新規事業は、企業が競争力を維持し、成長し続けるために重要です。市場の成熟化や顧客ニーズの多様化が進む現代では、既存事業だけでは収益維持が難しくなるケースも考えられます。

また、昨今はグローバル化やDXの進展により、ビジネスモデルが大きく変化しています。この中で、新たな価値創出への期待が高まり、企業には持続的な成長のため、新しい市場やニーズの開拓、収益の拡大が求められています。
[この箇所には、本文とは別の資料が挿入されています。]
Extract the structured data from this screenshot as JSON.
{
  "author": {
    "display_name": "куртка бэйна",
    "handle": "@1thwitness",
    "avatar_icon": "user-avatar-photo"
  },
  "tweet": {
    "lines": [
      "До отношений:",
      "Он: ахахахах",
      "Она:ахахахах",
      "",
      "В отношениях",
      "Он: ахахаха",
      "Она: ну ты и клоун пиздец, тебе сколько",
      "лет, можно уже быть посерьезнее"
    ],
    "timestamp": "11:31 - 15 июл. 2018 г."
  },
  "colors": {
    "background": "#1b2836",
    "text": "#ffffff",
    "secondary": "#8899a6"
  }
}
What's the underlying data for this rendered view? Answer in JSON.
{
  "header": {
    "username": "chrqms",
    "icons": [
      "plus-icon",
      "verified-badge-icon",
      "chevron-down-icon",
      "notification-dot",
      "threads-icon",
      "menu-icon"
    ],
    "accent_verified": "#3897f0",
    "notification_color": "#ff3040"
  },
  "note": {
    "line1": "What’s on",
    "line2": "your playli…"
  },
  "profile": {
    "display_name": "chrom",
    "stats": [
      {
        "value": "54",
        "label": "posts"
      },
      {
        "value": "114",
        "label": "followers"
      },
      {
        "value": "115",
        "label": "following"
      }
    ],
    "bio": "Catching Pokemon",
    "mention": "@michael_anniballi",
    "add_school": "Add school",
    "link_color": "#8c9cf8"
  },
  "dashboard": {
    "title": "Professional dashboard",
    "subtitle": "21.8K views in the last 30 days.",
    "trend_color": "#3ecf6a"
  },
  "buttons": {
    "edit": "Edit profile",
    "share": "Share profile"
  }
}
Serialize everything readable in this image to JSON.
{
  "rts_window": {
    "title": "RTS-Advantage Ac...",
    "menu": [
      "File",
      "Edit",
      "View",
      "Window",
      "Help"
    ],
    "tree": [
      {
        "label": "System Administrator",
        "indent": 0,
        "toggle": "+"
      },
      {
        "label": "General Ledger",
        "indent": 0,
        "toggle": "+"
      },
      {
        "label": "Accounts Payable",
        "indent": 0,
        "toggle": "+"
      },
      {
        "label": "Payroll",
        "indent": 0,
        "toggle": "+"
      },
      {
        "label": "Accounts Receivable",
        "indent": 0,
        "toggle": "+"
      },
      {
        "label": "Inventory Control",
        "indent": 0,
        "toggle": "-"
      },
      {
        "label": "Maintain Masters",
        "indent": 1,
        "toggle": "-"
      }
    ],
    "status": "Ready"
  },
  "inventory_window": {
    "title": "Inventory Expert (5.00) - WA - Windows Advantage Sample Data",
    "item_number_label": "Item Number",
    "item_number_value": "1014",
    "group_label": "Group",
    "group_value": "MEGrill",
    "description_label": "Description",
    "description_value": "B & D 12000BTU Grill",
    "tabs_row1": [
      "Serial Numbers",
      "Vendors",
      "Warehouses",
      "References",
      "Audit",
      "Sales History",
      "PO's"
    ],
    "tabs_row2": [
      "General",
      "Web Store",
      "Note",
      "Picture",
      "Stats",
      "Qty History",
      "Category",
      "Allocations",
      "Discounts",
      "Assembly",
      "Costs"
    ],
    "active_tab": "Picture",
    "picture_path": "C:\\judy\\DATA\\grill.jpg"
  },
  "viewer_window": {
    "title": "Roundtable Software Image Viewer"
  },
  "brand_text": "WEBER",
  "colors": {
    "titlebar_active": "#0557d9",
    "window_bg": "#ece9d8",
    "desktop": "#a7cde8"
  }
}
このように、新規事業は企業が不確実な環境に適応し、競争優位を確立する上で重要な位置を占めると言えるでしょう。新規事業開発が求められる主な理由として、以下の3点が挙げられます。

新たな領域の企業が続々と参入している

インターネットやWebサービスの普及により、マーケットの境界線が曖昧になっていることが、新規事業が求められる理由のひとつです。これまで競合とは考えられていなかった企業が自社の既存業界に参入する現象は、どの業界においても当たり前のように起こっています。

そのため、企業は自らも新たな領域で競争せざるを得ない状況に直面していると言えるでしょう。市場の成熟化やビジネスの多様化が進む現代において、既存事業だけに依存することは困難であり、新規事業の立ち上げは避けて通れない課題となっています。

マーケット自体が大きく変化している

企業だけでなく、業界そのものを根底から変革するようなサービスも多数出現しています。例えば、フリマアプリのメルカリはリユース業界を大きく変えたり、動画配信サービスのNetflixはレンタルビデオ業界に甚大な影響を与えたりなど、新たなサービスの確立が急務であることを示しました。

このようなマーケットの劇的な変化に対応し、企業が生き残っていくためには、新規事業の立ち上げが極めて重要かつ不可欠だと言えます。

既存事業以外のビジネスの柱が必要になっている

インターネットやWebサービスの普及により、マーケットの境界線が曖昧になっていることが、新規事業が求められる理由のひとつです。これまで競合とは考えられていなかった企業が自社の既存業界に参入する現象は、どの業界においても当たり前のように起こっています。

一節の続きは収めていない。